For phone numbers, dates, amounts—confirm them:
For important values, repeat them back naturally. Mishearing happens—a quick 
confirmation prevents bigger problems.

Set Boundaries Gracefully

When you can’t help, be natural about it:
"I can't change that directly, but I can connect you with someone who can" 
is better than "I am not authorized to perform that action."

Checklist

Before deploying, verify:
  • Clear objective: Does the agent know what success looks like?
  • Defined personality: Will it sound human or robotic? Is tone appropriate?
  • Structured flow: Are main conversation paths clear?
  • Tool instructions: Does it know when and how to use each tool?
  • Edge cases: Have you handled common edge cases (“what if” scenarios)?
  • Guardrails: Are boundaries clear and appropriate?
  • No contradictions: Do all instructions align?
  • Readable format: Is the prompt easy to scan?

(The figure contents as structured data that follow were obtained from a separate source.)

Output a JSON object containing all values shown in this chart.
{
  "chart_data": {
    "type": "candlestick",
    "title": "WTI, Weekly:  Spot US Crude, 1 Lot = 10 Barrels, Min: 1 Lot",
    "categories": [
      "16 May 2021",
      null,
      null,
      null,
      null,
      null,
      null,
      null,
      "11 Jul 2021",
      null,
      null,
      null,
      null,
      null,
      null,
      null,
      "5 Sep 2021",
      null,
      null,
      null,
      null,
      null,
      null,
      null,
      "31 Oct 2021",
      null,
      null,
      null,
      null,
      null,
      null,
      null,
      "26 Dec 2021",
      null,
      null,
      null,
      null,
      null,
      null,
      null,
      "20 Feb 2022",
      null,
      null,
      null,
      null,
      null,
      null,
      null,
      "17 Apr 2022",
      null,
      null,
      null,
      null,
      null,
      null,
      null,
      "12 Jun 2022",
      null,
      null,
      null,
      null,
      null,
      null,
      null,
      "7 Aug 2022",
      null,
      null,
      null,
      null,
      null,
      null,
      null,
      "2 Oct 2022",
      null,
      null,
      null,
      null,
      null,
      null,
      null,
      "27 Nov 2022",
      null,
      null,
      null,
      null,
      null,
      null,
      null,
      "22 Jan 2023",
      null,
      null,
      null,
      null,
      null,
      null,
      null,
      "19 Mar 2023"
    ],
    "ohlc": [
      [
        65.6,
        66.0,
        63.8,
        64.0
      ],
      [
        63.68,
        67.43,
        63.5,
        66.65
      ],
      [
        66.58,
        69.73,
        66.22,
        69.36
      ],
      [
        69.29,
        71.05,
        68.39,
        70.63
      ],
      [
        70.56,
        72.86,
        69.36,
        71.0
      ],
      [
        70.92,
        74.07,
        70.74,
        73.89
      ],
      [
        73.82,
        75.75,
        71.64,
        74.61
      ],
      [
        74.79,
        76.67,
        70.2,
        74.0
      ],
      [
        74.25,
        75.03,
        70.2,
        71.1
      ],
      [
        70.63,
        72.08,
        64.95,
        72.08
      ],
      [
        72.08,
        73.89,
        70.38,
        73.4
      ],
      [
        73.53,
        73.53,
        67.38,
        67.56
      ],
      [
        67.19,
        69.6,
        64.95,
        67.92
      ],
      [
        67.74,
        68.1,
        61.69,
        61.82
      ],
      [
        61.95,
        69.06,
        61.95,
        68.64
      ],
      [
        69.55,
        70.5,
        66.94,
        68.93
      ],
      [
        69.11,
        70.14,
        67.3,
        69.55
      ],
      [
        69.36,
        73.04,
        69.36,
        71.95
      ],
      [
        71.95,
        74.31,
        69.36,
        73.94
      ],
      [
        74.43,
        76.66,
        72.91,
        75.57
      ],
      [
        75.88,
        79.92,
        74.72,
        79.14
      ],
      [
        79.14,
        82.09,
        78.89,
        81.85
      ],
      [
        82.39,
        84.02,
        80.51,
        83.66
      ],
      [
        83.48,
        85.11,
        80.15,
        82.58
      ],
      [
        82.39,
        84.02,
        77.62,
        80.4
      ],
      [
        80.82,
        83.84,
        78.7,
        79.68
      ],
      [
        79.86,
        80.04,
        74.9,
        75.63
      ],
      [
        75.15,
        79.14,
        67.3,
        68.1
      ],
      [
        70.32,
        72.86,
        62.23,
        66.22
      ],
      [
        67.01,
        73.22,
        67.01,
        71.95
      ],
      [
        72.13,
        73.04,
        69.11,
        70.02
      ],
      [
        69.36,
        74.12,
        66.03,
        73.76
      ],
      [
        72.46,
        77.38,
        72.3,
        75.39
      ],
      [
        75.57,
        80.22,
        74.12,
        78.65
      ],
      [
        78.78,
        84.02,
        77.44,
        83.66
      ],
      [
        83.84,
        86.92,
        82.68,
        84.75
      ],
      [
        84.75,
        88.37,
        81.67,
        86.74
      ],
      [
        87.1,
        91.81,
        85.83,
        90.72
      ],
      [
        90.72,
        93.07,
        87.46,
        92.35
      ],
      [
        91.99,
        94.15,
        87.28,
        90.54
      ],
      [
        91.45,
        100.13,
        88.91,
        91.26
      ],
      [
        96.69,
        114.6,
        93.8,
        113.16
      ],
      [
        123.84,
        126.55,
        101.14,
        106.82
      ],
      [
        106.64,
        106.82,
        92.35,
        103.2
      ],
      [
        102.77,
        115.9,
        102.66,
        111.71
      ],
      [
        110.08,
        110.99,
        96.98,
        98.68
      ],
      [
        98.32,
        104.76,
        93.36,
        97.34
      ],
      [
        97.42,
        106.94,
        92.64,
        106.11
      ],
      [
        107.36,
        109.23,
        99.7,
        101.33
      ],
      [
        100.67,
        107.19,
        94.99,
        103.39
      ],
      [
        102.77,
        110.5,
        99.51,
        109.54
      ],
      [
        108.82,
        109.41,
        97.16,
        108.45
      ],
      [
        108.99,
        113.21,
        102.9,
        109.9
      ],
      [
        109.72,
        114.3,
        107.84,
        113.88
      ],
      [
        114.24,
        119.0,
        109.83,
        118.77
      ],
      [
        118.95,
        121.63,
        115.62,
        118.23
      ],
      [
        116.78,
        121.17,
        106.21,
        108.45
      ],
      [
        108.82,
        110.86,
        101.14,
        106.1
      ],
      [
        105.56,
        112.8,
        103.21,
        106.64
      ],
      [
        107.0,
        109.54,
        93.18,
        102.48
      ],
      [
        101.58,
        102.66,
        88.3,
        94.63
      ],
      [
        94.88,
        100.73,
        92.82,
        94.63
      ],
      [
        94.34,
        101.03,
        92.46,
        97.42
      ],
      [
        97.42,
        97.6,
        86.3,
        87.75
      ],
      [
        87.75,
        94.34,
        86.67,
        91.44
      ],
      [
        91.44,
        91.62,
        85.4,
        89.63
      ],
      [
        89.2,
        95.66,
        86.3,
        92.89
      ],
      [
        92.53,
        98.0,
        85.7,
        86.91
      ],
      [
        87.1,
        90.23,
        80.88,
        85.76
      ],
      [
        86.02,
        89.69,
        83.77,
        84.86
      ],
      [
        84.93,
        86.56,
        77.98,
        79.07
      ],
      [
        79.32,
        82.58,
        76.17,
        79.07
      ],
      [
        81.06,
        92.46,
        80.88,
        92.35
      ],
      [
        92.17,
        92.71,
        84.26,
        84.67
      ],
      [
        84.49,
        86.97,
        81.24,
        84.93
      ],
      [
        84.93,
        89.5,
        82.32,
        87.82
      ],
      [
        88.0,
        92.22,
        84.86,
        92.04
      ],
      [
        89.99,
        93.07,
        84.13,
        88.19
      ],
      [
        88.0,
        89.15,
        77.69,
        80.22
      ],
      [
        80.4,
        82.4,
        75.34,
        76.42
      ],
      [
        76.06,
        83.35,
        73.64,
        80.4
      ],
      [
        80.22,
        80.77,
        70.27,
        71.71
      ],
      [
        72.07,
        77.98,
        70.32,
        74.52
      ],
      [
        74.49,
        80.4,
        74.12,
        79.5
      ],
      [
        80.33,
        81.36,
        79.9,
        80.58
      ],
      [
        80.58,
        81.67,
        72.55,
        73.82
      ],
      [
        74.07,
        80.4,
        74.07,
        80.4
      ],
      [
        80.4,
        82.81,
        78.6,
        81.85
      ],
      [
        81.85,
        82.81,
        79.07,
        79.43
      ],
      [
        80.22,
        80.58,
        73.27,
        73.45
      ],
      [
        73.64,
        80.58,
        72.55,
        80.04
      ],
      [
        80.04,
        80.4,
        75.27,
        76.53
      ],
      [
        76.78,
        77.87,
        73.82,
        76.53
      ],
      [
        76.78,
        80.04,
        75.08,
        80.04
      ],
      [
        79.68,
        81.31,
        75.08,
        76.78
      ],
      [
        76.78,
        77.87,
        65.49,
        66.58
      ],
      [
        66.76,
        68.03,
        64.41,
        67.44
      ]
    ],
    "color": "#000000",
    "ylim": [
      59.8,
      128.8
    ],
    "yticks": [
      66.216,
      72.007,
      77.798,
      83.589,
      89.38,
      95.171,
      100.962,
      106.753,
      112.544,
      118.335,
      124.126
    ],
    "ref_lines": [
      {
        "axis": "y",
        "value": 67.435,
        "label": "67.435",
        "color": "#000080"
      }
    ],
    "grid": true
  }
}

Blueprint: Complete Example

# Role & Objective

You are Sam, a delivery coordinator for HomeStyle Appliances. You're calling 
customers to schedule their delivery.

Your goal: Confirm a delivery time, ensure someone will be available, and 
answer questions about the delivery process.

---

# Personality & Tone

Friendly, efficient, helpful. Sound like someone who genuinely wants to make 
delivery easy—not like you're reading a script.

---

# Context

- Customer Name: {{customer_name}}
- Order Number: {{order_number}}
- Items Ordered: {{items_ordered}}
- Delivery Address: {{delivery_address}}
- Earliest Delivery: {{earliest_delivery_date}}

---

# Instructions

- Confirm you're speaking with the right person first
- Confirm delivery address before booking
- Delivery windows are 4 hours (morning 8-12, afternoon 12-4, evening 4-8)
- Someone 18+ must be present to sign
- If no slots work, offer waitlist for cancellations

---

# Tools

## check_availability
- Required: Delivery address, date range
- Returns: Available slots with date, time window, slot ID
- When: After confirming address

## book_delivery_slot
- Required: Order number, slot ID
- Returns: Confirmation number, date/time
- When: After customer chooses a slot

---

# Conversation Flow

## Opening
Introduce yourself, state purpose, confirm identity.
→ If confirmed: [Confirm Delivery Details]

## Confirm Delivery Details
1. Mention what they ordered
2. Confirm the delivery address
→ If correct: [Schedule Delivery]
→ If questions: [Handle Questions]

## Schedule Delivery
1. Check availability (use tool)
2. Offer 2-3 options conversationally
3. Confirm their choice (date, window, address, 18+ present)
4. Book the slot (use tool)
5. Share confirmation number
→ [Closing]

## Handle Questions
Common questions:
- "What's the window?" → 4-hour slots, they'll call 30 min before
- "Do I need to be there?" → Yes, 18+ to sign
→ After answering: back to [Schedule Delivery] or [Closing]

## Closing
Summarize what was done, confirm next steps, thank them.

---

# Guardrails

- Don't discuss pricing or refunds—transfer to support
- Never promise specific times within the 4-hour window
- If abusive, offer to transfer or end call
- Don't share warehouse locations or driver routes

Final Thought

The best prompts feel like onboarding a new teammate. You’re not giving them a script; you’re explaining who they are, what they’re trying to achieve, how they should behave, and what tools they have. Then you trust them to handle the conversation. Clear structure + specific guidance + room for adaptation = an agent users enjoy talking to.